KHARTOUM (Reuters) – Egypt and Sudan, which face cross-border threats from militias operating in Libya, agreed on Sunday to set up joint military patrols on their border, Sudan’s chief of staff said following talks between the countries’ defence ministers.
Libya, with which Egypt and Sudan have a joint border, has been riven by internal strife since Muammar Gaddafi was toppled in 2011 and a power vacuum has grown that has allowed rival militias and armed Ismalist groups to grow.
“It was agreed to establish joint military patrols between the two countries’ borders, establish mechanisms to control the border and establish future joint forces on the border to combat terrorism, cross-border crimes, control the border and combat all manifestations of evasion,” Sudanese Chief of Staff Kamal Abdul Maarouf told reporters.

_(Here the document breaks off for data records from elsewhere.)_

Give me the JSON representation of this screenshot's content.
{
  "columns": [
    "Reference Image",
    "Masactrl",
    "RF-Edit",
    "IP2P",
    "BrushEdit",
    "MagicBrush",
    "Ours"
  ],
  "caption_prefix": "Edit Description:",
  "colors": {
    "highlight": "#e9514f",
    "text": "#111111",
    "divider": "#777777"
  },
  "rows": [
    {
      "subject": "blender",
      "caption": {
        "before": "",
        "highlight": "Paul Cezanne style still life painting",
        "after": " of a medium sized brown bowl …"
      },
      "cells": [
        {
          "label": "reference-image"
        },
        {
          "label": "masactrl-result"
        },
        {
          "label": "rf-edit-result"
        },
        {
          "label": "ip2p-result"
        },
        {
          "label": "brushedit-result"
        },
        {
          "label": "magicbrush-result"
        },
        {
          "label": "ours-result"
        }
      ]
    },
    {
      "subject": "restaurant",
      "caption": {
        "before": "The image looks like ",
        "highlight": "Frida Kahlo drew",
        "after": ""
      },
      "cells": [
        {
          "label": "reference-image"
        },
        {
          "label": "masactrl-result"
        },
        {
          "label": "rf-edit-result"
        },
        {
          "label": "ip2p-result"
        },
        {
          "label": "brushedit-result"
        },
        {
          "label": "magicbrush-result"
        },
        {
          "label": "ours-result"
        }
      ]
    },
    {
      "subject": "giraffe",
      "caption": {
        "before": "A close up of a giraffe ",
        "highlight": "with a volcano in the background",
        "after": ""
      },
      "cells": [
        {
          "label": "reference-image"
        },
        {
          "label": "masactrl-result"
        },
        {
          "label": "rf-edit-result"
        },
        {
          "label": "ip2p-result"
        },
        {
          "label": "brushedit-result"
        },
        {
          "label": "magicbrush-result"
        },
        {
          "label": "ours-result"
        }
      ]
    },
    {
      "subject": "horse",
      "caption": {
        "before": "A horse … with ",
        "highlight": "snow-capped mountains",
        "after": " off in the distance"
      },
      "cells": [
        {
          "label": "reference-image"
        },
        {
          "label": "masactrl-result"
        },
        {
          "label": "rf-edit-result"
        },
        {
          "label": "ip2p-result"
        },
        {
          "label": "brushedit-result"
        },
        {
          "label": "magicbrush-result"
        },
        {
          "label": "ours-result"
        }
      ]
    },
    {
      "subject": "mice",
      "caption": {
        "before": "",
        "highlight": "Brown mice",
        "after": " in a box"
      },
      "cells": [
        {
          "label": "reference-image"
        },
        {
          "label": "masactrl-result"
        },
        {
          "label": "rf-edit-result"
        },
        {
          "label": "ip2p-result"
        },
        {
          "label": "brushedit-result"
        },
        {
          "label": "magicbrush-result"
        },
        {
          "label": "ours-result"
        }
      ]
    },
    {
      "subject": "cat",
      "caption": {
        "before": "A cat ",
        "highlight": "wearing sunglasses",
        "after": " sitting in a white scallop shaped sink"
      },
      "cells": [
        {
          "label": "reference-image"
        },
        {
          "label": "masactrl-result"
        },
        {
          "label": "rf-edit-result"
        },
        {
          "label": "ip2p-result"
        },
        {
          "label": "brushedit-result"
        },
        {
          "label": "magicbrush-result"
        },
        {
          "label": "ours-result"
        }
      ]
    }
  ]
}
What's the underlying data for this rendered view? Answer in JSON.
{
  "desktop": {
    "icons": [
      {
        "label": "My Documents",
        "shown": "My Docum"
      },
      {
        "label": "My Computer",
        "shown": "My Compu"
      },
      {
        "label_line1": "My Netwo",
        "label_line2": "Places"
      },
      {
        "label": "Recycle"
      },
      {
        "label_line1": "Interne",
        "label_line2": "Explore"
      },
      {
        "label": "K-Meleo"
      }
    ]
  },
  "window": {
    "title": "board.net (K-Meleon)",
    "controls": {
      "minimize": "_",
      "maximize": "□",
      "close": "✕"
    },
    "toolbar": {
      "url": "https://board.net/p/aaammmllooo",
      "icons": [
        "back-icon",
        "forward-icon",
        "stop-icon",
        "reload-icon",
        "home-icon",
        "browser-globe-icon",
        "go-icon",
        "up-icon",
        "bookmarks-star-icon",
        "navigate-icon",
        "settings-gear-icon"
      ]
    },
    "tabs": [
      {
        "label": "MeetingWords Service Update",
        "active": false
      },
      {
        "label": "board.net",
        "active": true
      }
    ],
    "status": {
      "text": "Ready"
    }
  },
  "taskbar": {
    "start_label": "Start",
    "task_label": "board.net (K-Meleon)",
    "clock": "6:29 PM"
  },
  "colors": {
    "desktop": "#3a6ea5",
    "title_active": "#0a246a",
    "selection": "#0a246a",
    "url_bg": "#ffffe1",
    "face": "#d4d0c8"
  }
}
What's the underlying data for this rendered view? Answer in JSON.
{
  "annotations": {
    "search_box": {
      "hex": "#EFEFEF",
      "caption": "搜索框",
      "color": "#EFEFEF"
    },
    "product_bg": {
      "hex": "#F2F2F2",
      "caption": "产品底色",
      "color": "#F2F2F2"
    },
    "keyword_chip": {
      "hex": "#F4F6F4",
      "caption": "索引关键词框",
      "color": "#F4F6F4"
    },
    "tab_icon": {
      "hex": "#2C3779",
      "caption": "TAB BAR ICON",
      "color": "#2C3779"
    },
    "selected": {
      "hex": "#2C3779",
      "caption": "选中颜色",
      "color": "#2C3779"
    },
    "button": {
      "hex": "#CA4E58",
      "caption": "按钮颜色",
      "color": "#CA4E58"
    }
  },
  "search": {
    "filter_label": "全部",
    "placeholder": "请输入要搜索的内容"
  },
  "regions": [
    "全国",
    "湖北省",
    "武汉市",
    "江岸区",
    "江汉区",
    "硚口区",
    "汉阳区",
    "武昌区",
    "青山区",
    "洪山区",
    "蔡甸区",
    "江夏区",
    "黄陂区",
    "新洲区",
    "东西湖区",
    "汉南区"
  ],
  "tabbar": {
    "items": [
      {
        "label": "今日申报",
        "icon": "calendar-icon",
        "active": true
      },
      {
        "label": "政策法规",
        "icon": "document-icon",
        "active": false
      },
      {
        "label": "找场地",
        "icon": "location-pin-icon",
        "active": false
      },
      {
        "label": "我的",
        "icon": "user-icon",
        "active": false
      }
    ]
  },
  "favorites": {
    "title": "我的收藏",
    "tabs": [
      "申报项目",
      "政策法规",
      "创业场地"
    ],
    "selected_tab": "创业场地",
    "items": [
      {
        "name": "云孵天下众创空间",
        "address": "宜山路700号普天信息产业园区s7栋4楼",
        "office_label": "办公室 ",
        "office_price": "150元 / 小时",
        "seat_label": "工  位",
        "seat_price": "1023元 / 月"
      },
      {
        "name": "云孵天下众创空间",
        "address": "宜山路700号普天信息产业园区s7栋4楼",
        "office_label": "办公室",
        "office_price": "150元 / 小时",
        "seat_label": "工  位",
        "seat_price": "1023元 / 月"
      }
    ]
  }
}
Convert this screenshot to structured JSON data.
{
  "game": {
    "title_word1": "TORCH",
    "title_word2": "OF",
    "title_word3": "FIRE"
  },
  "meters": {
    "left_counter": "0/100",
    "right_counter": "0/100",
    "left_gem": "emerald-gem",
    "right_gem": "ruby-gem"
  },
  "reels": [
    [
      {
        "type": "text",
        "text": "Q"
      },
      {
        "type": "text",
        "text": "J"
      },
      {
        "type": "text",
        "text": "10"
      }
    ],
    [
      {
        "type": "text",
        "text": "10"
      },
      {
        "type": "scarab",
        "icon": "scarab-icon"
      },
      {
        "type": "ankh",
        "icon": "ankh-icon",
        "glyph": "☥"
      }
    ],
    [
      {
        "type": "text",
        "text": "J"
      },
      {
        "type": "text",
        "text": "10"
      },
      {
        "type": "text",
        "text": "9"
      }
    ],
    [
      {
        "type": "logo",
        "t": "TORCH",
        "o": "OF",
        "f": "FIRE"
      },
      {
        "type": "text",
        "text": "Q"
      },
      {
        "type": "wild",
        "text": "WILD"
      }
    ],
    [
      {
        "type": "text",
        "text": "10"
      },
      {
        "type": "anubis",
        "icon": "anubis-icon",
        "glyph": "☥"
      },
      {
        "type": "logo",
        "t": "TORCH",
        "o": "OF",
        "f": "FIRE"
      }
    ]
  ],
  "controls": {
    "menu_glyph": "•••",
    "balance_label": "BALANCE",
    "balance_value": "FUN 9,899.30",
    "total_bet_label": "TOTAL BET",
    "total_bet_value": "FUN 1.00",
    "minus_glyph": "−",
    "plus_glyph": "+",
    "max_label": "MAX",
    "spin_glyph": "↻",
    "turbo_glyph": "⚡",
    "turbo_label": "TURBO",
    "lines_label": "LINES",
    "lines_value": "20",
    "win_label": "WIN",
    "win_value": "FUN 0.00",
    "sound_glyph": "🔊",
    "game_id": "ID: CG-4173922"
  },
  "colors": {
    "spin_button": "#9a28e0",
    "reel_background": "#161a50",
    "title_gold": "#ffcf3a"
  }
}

He said the two militaries would form a strategic partnership in all fields, especially intelligence and operational cooperation and training.
Joint investments were also agreed, Abdul Maarouf said, as well as allowing Egypt to establish agricultural and animal production projects in Sudan.
Relations between Egypt and Sudan have improved markedly over the past year despite persisting tensions over a Nile dam which Ethiopia is building. Egypt sees the project as a threat to its water supply but Sudan backs it because of its need for electricity.
The two countries have also long been in a standoff over the disputed “Halayeb Triangle,” which they both claim as their territory but Egypt controls. Sudan renewed a complaint at the U.N. in January demanding Egypt hand over control of the border area.